The problem with the film is that it lacks any real drive or propulsive impact either as a detective puzzle or as a horror story. I think it maybe wants to be an emotional investigation of grief instead? Even that didn't really work for me. It just felt dull and overlong. The only reason to watch it is for Masanobu Takayanagi's (HOSTILES) stunningly wintry colour-drained photography. 

THE PALE BLUE EYE is rated R, has a running time of 127 minutes and is streaming on Netflix.

THE MENU***


My cousin announced she was getting married in Lisbon and as my husband and I hadn't been to Portugal for decades we thought we would make an extended holiday out of it, planning a road trip by picking every single Michelin one and two star restaurant along the way for dinner every night bar the wedding, starting in Faro and ending in Porto.  We are the greedy capitalist bastards, where the dishes become a blur, that have apparently sucked the joy out of cooking and life for celebrity chefs like the fictional Julian Slowik (Ralph Fiennes).

As a result, he lures a privileged few diners to his remote island restaurant for an epic tasting menu that will fully express his nihilism and totalitarian control of both staff and diners.  If you have the audacity to ask for mere bread, his maitre d, Elsa (Hong Shau) simply says "no".  Every course is exquisitely described and reveals yet more about the contempt in which the diners are held. And so we come to the inevitable horror-comedy conclusion.
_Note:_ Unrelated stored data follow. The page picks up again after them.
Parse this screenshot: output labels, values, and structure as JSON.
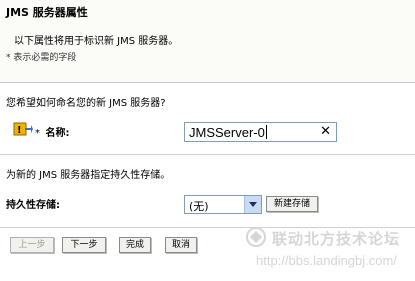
{
  "header": {
    "title": "JMS 服务器属性",
    "intro": "以下属性将用于标识新 JMS 服务器。",
    "required_note": "* 表示必需的字段"
  },
  "name_section": {
    "question": "您希望如何命名您的新 JMS 服务器?",
    "required_star": "*",
    "label": "名称:",
    "value": "JMSServer-0",
    "clear_symbol": "✕"
  },
  "store_section": {
    "question": "为新的 JMS 服务器指定持久性存储。",
    "label": "持久性存储:",
    "selected": "(无)",
    "new_button": "新建存储"
  },
  "wizard_buttons": {
    "back": "上一步",
    "next": "下一步",
    "finish": "完成",
    "cancel": "取消"
  },
  "watermark": {
    "text": "联动北方技术论坛",
    "url": "http://bbs.landingbj.com/"
  },
  "colors": {
    "warning": "#f0b400",
    "input_border": "#7f9db9",
    "watermark": "#d6d6d6"
  },
  "icons": [
    "warning-icon",
    "clear-icon",
    "dropdown-arrow-icon",
    "forum-logo-icon"
  ]
}
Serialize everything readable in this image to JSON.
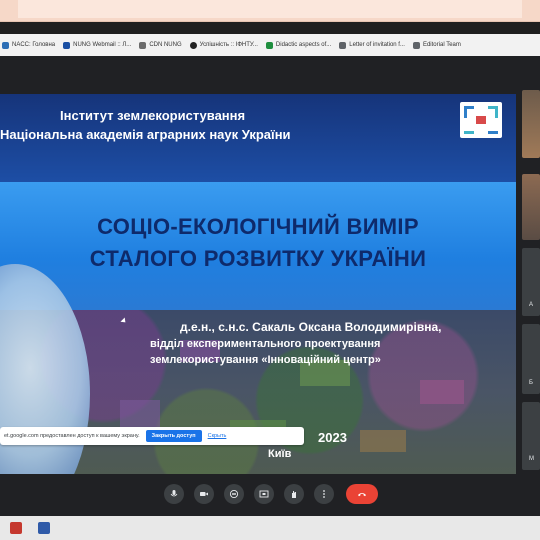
{
  "browser": {
    "bookmarks": [
      {
        "label": "NACC: Головна",
        "icon": "nacc-icon",
        "color": "#2c6eb5"
      },
      {
        "label": "NUNG Webmail :: Л...",
        "icon": "mail-icon",
        "color": "#1a4fa3"
      },
      {
        "label": "CDN NUNG",
        "icon": "doc-icon",
        "color": "#6b6b6b"
      },
      {
        "label": "Успішність :: ІФНТУ...",
        "icon": "github-icon",
        "color": "#222222"
      },
      {
        "label": "Didactic aspects of...",
        "icon": "sheet-icon",
        "color": "#1e8e3e"
      },
      {
        "label": "Letter of invitation f...",
        "icon": "letter-icon",
        "color": "#5f6368"
      },
      {
        "label": "Editorial Team",
        "icon": "editorial-icon",
        "color": "#5f6368"
      }
    ]
  },
  "slide": {
    "institute_line1": "Інститут землекористування",
    "institute_line2": "Національна академія аграрних наук України",
    "title_line1": "СОЦІО-ЕКОЛОГІЧНИЙ ВИМІР",
    "title_line2": "СТАЛОГО РОЗВИТКУ УКРАЇНИ",
    "author_line1": "д.е.н., с.н.с. Сакаль Оксана Володимирівна,",
    "author_line2": "відділ експериментального проектування",
    "author_line3": "землекористування «Інноваційний центр»",
    "year": "2023",
    "city": "Київ"
  },
  "share_banner": {
    "text": "et.google.com предоставлен доступ к вашему экрану.",
    "stop_label": "Закрыть доступ",
    "hide_label": "Скрыть"
  },
  "participants": {
    "tiles": [
      {
        "label": ""
      },
      {
        "label": ""
      },
      {
        "label": "А"
      },
      {
        "label": "Б"
      },
      {
        "label": "М"
      }
    ]
  },
  "controls": {
    "items": [
      "mic-icon",
      "camera-icon",
      "captions-icon",
      "present-icon",
      "raise-hand-icon",
      "more-icon",
      "end-call-icon"
    ]
  },
  "colors": {
    "meet_bg": "#202124",
    "end_call": "#ea4335",
    "title_text": "#0e2a6b",
    "accent_blue": "#1a73e8"
  }
}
For me, this is a superb social satire cum black comedy that takes the piss out of people like me. It comes as no surprise that it was written by two late night comedy writers - Will Tracy (Last Week Tonight With John Oliver) and Seth Reiss (Late Night With Seth Myers). There is a spareness to the comedy that is devastating. And the over-fussiness of the menu seems absolutely spot on.  Mark Mylod (Succession) directs with a cool deadpan tone and kudos to all involved in the production design.  The performances are uniformly good BUT Hong Chau is the stand-out in expressing the cult-like status of these chefs and the rigidity of their approach to actually enjoying food. It's kind of nuts to me that Anya Taylor-Joy has been nominated for a Golden Globe rather than Chau, who deserves awards not just for this but also her performance in THE WHALE. What a year she had in 2022.

However, while I do think the film is worth watching, well-made, and funny, I couldn't shake the feeling that it was a really good 60-minute episode of Black Mirror rather than a feature film: a high concept comedy that couldn't sustain its runtime. 

THE MENU has a running time of 107 minutes, is rated R, played Toronto 2022, and is available to stream.